Menurutnya, berdasarkan pasal 17, maka tarif berlaku berbeda pada setiap penghasilannya. Tarif 5 persen untuk penghasilan Rp 50 juta, 15 persen untuk Rp 50-250 juta, 25 persen untuk Rp 250-500 juta dan 30 persen di atas Rp 500 juta.

Kemudian Menkeu memberikan contoh perlakuan pajak dari aturan tersebut. Misalnya, buku milik A seharga Rp 25.000. Pada kuartal satu buku terjual 20.000 eksemplar, kuartal II sebanyak 25.00 eksemplar, kuartal III sebanyak 30.000 eksemplar, dan kuartal IV 35.000 eksemplar. Saat mendapatkan hasil penjualan setiap kuartal, maka sudah dipotong royalti 10 persen.

Bila penulis ingin menggunakan sistem Norma Penghitungan Penghasilan Neto (NPPN), maka harus disampaikan kepada Ditjen Pajak. Termasuk beberapa dokumen yang diperlukan. “Paling lambat diberitahukan tiga bulan sebelum pelaporan,” kata Sri Mulyani.

Contoh, penjualan total dalam setahun 110.000 eksemplar dengan omzet Rp 2,75 miliar. Royalti berarti Rp 275 juta. Maka PPh pasal 23 akan dikenakan sebesar Rp 41,25 juta.

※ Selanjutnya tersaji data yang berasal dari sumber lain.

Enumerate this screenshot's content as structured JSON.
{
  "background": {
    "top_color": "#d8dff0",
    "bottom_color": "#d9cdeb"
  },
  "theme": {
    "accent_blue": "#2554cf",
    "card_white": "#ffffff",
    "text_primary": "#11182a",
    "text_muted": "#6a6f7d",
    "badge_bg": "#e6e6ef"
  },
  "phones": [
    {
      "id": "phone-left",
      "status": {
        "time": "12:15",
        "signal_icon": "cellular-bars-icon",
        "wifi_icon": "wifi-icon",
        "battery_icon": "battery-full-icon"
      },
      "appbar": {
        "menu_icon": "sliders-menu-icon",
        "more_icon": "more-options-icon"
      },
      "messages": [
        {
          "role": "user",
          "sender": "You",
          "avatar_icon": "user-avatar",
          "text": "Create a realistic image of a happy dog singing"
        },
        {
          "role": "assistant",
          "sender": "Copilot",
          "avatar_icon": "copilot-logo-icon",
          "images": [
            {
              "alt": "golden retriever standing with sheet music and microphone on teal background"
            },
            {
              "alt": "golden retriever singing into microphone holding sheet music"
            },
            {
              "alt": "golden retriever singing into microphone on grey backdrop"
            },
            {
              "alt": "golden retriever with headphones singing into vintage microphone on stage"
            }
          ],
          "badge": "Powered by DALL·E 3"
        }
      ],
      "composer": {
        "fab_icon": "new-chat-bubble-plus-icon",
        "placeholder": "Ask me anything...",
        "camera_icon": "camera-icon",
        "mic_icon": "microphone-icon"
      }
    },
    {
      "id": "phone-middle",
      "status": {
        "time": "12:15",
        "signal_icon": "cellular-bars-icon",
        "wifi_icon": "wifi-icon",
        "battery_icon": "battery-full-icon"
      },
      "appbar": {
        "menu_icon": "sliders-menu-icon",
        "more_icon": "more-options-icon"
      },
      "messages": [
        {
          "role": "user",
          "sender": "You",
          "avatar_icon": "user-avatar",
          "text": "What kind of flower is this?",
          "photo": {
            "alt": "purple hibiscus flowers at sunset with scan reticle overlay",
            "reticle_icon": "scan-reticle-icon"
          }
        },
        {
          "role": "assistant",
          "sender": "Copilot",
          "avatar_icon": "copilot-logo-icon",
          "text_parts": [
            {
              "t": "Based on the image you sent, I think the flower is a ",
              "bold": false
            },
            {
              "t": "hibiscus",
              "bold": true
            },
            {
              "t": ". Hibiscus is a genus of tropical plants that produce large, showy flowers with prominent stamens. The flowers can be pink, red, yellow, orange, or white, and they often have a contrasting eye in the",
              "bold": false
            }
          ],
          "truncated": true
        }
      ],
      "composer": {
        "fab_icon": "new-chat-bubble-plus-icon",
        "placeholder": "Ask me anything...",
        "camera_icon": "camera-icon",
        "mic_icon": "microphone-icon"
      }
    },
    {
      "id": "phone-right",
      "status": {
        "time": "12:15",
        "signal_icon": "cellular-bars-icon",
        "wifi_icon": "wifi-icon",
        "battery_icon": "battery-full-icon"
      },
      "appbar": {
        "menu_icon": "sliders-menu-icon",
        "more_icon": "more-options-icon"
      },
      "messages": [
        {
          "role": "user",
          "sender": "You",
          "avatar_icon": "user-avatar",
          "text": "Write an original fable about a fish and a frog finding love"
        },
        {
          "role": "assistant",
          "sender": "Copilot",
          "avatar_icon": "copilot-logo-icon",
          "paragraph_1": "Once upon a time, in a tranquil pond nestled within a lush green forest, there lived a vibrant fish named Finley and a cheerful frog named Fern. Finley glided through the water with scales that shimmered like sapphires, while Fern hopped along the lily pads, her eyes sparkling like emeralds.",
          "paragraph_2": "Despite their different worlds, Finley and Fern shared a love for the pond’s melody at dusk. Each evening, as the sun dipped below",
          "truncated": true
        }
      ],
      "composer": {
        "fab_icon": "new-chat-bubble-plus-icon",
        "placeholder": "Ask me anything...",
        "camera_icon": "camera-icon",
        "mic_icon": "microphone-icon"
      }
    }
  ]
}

Lebih bayar bisa diproses kembali melalui KPP setempat. Petugas pajak biasanya akan menanyakan tanda bukti sebelum menyerahkan kelebihan bayar.

“Makanya bukti potongnya perlu disimpan. Kalau ternyata bukti potong lebih besar dari yang harus dibayar (terutang), artinya anda lebih bayar. Anda datang ke kantor, anda harus bayar balik lagi,” ujar Menkeu.

Sri Mulyani menyadari, kebanyakan wajib pajak risih ketika harus ditanyakan oleh petugas pajak. Sehingga lebih memilih tidak meminta kelebihan bayar.

Ditambahkannya, pajak sudah menjadi kewajiban setiap warga negara yang berpenghasilan. Kewajiban pajak ini ada sejak dideklarasikannya kemerdekaan Republik Indonesia.

Pengenaan pajak juga telah diatur berdasarkan Undang-Undang (UU, Peraturan Pemerintah, Peraturan Menteri Keuangan, dan Peraturan Dirjen Pajak. Namun, Menkeu mengakui bahwa sering terdapat perbedaaan dalam pelaksanaan di lapangan.

Menkeu pun berharap, jika ada perbedaan dalam pelaksanaan di lapangan, maka hal tersebut harus segera dibenahi. (mar)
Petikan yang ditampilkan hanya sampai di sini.